Why Unsprung Weight Matters
Unsprung weight is an important concept. It encompasses weight that is not supported by the car’s suspension, including a proportion of the suspension components themselves, such as control arms, pushrods, and struts. In the case of a Formula One car, the term “semi-sprung” is more accurate than “unsprung” because each tire acts as a spring in its own right.
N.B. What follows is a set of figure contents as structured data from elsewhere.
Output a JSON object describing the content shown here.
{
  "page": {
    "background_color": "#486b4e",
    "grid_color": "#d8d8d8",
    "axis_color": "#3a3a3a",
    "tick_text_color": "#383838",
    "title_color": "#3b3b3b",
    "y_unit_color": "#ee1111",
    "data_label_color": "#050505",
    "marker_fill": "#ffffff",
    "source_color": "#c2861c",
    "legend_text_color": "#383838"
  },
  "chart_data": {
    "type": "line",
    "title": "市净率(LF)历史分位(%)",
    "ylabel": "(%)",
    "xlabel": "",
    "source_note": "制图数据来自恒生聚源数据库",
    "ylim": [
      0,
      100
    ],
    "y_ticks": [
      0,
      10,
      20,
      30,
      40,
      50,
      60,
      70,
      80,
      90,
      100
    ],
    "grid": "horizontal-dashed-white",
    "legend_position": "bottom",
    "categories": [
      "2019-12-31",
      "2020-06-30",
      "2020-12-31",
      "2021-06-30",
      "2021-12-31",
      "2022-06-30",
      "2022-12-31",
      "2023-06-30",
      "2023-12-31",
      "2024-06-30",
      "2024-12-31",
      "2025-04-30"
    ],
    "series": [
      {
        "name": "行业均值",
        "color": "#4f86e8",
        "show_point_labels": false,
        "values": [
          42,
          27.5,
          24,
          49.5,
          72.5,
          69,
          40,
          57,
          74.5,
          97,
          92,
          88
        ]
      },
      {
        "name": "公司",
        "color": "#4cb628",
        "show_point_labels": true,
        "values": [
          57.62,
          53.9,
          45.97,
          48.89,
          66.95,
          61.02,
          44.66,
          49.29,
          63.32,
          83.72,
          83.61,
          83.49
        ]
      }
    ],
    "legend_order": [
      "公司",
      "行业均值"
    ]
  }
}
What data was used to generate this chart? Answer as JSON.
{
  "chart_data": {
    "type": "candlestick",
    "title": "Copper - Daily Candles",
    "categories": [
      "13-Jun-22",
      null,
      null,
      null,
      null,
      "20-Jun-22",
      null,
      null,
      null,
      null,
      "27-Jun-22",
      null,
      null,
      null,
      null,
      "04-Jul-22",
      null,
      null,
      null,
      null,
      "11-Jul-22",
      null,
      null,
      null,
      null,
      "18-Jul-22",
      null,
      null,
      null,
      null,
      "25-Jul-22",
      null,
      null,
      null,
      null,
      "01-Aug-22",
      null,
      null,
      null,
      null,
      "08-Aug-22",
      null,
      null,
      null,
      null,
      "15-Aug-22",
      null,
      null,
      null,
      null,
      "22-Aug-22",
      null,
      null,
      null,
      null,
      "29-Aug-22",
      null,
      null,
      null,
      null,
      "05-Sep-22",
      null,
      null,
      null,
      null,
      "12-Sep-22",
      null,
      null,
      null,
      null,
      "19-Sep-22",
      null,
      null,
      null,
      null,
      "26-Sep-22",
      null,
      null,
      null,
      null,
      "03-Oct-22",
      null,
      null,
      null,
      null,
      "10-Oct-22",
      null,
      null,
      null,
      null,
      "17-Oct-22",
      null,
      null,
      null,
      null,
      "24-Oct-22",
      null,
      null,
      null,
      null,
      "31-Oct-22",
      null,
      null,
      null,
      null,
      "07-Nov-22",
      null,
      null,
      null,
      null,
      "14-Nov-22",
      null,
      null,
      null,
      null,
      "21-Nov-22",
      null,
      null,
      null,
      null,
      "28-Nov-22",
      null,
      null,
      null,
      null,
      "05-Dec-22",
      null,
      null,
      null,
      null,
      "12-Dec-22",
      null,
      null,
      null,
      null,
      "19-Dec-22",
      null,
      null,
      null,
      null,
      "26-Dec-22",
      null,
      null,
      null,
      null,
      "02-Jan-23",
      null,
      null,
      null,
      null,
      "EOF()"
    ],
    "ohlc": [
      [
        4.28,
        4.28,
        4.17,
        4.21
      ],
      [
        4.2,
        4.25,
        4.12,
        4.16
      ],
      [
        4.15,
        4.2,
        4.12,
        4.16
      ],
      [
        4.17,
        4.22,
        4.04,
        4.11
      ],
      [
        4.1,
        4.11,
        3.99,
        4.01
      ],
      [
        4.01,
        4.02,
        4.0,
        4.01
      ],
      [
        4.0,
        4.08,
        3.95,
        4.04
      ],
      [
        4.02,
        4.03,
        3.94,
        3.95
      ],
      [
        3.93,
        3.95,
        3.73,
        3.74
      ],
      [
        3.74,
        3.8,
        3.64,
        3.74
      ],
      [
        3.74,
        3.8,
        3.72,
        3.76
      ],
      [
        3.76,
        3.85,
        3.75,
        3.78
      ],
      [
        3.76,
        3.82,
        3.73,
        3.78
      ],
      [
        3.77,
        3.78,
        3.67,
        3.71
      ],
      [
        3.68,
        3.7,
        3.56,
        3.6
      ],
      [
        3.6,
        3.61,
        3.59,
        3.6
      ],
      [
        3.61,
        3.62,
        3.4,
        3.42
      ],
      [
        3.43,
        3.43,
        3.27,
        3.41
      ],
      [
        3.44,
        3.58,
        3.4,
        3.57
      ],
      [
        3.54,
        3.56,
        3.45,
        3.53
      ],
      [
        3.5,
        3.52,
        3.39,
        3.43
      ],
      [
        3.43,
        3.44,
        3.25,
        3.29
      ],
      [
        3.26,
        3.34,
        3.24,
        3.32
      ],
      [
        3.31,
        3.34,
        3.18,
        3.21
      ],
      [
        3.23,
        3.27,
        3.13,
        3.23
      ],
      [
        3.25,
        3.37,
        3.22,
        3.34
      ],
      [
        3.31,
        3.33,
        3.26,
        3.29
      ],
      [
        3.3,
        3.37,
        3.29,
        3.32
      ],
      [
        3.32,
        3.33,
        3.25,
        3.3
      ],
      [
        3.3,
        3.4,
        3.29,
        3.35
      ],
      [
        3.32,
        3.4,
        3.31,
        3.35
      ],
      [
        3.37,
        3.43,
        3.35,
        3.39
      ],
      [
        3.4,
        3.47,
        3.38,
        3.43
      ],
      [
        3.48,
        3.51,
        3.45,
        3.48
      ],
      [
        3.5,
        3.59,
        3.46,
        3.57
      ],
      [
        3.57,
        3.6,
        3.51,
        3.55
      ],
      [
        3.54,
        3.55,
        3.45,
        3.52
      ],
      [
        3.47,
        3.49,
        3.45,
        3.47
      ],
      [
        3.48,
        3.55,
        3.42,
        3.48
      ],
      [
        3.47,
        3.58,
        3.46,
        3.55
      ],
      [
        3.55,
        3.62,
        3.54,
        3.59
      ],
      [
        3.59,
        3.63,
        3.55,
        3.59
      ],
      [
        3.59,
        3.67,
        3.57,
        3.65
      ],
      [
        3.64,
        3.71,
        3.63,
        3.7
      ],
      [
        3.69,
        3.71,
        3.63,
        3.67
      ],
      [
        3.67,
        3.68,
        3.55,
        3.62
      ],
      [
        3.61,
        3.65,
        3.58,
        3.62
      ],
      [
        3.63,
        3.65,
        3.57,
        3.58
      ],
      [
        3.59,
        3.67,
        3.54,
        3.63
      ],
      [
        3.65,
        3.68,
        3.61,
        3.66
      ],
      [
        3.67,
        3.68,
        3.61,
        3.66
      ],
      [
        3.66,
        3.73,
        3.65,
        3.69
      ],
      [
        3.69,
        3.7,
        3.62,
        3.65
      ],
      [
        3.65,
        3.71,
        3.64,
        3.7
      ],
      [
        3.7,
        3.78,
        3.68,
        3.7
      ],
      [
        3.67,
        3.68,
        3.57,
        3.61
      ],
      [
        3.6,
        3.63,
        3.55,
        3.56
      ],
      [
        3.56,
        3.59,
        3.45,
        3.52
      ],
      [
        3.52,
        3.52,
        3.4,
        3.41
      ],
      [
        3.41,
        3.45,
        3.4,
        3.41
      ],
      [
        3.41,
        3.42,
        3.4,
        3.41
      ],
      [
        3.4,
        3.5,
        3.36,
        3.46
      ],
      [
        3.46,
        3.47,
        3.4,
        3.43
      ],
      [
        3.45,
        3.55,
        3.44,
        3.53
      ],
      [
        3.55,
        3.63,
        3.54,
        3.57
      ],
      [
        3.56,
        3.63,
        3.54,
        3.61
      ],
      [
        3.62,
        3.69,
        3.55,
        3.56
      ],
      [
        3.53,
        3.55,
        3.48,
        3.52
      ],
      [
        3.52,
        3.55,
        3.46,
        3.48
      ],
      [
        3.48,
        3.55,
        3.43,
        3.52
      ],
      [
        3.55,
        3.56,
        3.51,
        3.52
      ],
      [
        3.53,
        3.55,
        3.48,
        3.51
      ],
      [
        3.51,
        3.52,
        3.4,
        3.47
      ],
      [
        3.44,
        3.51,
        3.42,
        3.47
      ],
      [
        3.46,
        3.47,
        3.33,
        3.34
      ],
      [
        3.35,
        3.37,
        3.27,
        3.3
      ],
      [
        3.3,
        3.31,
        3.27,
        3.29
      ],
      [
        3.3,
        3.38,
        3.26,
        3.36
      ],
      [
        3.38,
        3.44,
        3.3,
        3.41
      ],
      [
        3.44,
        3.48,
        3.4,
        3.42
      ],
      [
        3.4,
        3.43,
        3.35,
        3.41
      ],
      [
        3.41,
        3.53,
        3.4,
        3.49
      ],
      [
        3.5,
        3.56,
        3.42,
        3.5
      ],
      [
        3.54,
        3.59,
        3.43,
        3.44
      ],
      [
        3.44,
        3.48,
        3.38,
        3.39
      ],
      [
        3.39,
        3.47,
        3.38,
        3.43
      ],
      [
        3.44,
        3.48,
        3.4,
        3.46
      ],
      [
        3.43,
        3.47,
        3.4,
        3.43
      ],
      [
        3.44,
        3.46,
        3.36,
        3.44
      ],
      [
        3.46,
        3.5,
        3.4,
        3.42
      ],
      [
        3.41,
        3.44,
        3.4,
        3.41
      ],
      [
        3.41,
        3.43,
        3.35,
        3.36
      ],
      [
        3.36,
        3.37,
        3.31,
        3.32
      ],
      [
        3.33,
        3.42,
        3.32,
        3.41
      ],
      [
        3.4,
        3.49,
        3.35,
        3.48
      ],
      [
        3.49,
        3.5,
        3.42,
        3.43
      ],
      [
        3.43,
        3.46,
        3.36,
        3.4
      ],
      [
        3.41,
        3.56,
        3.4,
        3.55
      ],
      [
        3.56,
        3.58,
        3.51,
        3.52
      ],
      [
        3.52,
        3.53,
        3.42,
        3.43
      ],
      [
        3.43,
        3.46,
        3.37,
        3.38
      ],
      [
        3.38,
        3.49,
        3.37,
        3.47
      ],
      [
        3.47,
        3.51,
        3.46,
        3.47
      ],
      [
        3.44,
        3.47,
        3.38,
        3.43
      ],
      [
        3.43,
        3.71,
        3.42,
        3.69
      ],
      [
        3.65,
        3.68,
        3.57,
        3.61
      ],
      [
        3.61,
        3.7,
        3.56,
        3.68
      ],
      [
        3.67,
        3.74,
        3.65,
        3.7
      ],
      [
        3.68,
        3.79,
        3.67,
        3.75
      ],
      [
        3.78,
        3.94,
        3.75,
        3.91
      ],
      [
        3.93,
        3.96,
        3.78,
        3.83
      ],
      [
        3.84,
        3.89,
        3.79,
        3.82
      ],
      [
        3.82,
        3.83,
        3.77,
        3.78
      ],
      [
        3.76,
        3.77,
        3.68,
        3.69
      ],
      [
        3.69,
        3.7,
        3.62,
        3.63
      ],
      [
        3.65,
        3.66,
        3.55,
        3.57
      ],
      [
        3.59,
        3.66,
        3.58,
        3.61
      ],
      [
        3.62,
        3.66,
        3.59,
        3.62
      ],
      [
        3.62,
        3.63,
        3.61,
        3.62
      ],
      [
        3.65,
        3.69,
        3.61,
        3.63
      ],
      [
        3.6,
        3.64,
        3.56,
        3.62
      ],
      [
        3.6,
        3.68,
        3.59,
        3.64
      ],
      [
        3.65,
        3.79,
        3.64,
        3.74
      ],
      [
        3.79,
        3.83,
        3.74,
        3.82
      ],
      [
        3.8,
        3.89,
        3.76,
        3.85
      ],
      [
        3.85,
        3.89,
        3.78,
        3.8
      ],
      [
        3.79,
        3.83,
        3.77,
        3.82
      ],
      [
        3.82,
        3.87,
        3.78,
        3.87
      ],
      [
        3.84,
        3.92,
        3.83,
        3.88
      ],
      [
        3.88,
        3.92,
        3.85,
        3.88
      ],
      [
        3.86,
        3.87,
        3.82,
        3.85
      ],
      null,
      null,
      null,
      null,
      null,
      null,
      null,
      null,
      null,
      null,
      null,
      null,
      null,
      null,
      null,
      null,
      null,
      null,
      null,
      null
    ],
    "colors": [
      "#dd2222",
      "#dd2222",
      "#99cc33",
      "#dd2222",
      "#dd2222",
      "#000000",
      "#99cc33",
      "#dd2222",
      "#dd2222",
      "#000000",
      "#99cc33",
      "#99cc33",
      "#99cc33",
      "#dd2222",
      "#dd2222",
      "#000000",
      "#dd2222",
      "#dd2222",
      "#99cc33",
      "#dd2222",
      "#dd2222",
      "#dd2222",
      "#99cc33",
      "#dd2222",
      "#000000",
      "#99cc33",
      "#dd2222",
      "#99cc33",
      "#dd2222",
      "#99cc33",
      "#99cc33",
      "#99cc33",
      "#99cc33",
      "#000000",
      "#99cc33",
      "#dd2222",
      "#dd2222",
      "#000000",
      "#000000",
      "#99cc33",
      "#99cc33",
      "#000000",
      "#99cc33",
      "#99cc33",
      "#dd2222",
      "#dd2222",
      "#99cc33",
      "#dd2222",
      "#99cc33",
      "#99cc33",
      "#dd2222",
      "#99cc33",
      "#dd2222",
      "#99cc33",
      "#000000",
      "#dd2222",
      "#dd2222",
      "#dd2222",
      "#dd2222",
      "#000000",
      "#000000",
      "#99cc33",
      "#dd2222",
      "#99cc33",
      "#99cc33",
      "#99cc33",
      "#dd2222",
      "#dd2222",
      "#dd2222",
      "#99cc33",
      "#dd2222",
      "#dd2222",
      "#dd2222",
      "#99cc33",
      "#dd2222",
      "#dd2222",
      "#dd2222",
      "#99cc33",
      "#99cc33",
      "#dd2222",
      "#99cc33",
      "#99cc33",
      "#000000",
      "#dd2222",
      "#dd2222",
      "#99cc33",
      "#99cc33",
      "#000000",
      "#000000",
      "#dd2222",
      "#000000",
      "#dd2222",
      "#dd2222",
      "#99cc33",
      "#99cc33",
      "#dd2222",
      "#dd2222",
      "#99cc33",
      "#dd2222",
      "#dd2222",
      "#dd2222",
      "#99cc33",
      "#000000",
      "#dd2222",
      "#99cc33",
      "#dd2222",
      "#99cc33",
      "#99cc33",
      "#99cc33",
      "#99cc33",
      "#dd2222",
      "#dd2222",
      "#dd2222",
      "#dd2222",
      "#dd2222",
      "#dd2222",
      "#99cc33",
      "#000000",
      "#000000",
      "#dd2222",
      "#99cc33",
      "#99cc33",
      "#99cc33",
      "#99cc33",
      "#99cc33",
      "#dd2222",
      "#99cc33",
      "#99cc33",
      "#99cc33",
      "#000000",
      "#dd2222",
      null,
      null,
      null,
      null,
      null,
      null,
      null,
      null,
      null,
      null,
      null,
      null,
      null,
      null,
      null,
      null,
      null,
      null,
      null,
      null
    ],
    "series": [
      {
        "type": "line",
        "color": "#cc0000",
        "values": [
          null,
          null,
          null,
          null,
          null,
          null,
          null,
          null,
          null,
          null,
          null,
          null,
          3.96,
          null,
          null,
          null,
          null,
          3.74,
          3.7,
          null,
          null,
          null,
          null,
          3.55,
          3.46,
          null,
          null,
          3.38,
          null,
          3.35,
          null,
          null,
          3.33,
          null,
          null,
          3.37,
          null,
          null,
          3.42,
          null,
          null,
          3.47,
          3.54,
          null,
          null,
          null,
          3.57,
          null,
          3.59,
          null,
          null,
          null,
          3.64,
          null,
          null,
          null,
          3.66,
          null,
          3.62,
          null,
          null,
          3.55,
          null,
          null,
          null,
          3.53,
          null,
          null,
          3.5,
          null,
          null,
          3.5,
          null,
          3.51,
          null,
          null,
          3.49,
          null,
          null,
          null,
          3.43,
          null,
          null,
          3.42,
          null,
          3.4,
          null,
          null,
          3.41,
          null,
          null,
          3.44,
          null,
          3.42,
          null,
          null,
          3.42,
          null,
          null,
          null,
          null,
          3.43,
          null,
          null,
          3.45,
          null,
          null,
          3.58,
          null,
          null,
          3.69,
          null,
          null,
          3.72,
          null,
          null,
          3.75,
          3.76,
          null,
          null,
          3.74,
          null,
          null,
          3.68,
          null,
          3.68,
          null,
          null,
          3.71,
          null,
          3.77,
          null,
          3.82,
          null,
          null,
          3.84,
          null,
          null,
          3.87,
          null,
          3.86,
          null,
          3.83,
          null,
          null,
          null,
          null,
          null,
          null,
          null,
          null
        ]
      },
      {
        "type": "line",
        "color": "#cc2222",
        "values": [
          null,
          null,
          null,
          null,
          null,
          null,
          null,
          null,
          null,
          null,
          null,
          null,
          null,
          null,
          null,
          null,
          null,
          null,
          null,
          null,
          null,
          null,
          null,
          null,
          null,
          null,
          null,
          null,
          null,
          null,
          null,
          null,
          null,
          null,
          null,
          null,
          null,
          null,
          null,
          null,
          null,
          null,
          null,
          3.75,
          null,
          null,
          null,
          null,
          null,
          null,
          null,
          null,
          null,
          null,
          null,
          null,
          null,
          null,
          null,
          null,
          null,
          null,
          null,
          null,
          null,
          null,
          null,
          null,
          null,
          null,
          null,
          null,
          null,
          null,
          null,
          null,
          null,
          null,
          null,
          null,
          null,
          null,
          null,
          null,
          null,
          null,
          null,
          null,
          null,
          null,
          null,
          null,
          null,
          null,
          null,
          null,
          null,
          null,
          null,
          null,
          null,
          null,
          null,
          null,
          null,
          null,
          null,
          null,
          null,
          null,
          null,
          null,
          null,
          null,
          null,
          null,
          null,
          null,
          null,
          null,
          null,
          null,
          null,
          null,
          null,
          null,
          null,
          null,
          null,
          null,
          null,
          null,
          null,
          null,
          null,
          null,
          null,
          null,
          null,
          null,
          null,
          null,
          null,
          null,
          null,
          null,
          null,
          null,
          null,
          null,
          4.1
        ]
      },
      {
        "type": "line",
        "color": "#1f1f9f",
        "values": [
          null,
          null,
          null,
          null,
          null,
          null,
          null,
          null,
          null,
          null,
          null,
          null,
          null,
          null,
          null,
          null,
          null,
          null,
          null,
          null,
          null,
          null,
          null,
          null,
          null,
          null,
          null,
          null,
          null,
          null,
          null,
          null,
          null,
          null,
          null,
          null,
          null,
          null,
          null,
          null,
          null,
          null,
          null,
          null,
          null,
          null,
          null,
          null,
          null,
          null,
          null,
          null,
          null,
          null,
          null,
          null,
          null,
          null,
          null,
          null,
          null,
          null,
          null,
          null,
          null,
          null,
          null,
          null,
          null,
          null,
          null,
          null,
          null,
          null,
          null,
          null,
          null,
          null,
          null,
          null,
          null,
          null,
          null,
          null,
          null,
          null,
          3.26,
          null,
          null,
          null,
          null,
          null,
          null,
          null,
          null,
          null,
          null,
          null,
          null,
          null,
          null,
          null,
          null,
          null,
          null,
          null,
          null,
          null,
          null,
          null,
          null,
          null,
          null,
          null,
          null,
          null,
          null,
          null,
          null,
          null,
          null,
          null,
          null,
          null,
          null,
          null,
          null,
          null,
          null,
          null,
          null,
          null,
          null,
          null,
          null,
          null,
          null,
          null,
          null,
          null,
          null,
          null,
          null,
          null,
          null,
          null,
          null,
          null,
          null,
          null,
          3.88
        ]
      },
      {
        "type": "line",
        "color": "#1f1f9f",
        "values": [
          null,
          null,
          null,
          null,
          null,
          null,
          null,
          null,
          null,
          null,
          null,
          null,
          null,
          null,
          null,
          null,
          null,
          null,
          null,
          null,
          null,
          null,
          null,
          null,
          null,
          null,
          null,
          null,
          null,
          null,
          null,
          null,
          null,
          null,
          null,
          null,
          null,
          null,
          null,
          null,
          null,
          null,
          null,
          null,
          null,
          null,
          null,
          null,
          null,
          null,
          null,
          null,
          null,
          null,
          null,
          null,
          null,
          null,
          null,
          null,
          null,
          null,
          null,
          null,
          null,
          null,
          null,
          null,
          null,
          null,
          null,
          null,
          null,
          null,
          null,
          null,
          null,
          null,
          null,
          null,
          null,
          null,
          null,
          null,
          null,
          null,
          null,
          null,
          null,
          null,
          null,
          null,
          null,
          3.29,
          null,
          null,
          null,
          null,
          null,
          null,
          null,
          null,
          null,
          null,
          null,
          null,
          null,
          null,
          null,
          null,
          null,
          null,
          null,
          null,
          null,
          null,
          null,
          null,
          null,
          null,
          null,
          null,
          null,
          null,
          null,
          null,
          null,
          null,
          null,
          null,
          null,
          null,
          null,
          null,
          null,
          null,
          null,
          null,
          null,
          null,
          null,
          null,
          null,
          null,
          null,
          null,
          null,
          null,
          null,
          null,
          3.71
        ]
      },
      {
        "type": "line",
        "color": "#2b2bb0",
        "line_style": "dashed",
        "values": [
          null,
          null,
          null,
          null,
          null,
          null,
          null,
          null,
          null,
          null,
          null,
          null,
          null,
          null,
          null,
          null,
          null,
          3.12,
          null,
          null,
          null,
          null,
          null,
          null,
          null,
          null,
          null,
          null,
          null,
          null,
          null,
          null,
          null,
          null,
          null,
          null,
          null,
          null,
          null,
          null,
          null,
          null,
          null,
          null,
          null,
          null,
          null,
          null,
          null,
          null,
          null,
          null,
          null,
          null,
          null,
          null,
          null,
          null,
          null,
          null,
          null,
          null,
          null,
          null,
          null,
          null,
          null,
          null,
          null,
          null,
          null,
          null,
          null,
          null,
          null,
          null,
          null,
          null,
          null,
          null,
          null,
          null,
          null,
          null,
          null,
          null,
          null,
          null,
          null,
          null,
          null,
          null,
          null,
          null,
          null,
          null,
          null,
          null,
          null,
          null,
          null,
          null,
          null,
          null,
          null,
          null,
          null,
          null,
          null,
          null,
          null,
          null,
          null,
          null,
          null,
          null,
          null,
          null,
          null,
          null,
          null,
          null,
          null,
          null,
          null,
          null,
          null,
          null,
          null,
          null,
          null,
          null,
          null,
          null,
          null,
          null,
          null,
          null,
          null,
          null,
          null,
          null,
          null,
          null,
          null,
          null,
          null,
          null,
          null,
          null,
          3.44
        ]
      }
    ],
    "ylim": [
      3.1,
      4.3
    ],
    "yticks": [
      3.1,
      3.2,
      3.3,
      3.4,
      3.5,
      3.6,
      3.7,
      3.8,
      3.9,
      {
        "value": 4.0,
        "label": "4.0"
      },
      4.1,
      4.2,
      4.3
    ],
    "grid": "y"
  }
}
The Lotus 72: A Pioneering Design
The Lotus 72 was still winning races five years after its launch. It is hard to imagine a time when one of Formula 1’s biggest teams would run the same chassis for six seasons. Between 1970 and 1975, Lotus did just that, winning 20 races, two drivers’ titles, and three constructors’ championships. In all, there were six specifications of the Lotus 72, but the fundamental design remained unchanged throughout. It is one of the most iconic Formula One cars of all time, and its success and longevity are a testament to its brilliant design. Some of the concepts behind the Colin Chapman and Maurice Philippe design were at least two years ahead of their time. Its side-mounted radiators and overhead airbox provided engineering solutions that are still in use on modern F1 cars, and its inboard brakes were a prime example of Lotus’s approach to reducing unsprung weight.
The Physics of Reducing Unsprung Weight
Reducing unsprung weight is the key to improving handling. The lower the unsprung weight, the less work the shocks and springs have to do to keep the tires in contact with the road over bumpy surfaces. Most of these problems are caused by inertia. Greater weight means higher inertia, and higher inertia means a greater workload for the shocks and springs to keep the tires on the ground. If unsprung components have a high mass, they are harder to accelerate and decelerate, making it more difficult for the suspension to maintain consistent tire load.
An easy way to reduce unsprung weight and improve traction on road cars is to replace stock wheels and tires with lightweight magnesium wheels. Note, however, that as wheel diameter or width increases, the weight of the overall wheel-and-tire package increases, thereby increasing unsprung weight.
F1 and racing cars combat high unsprung weight with sophisticated and expensive lightweight materials and extensive engineering effort.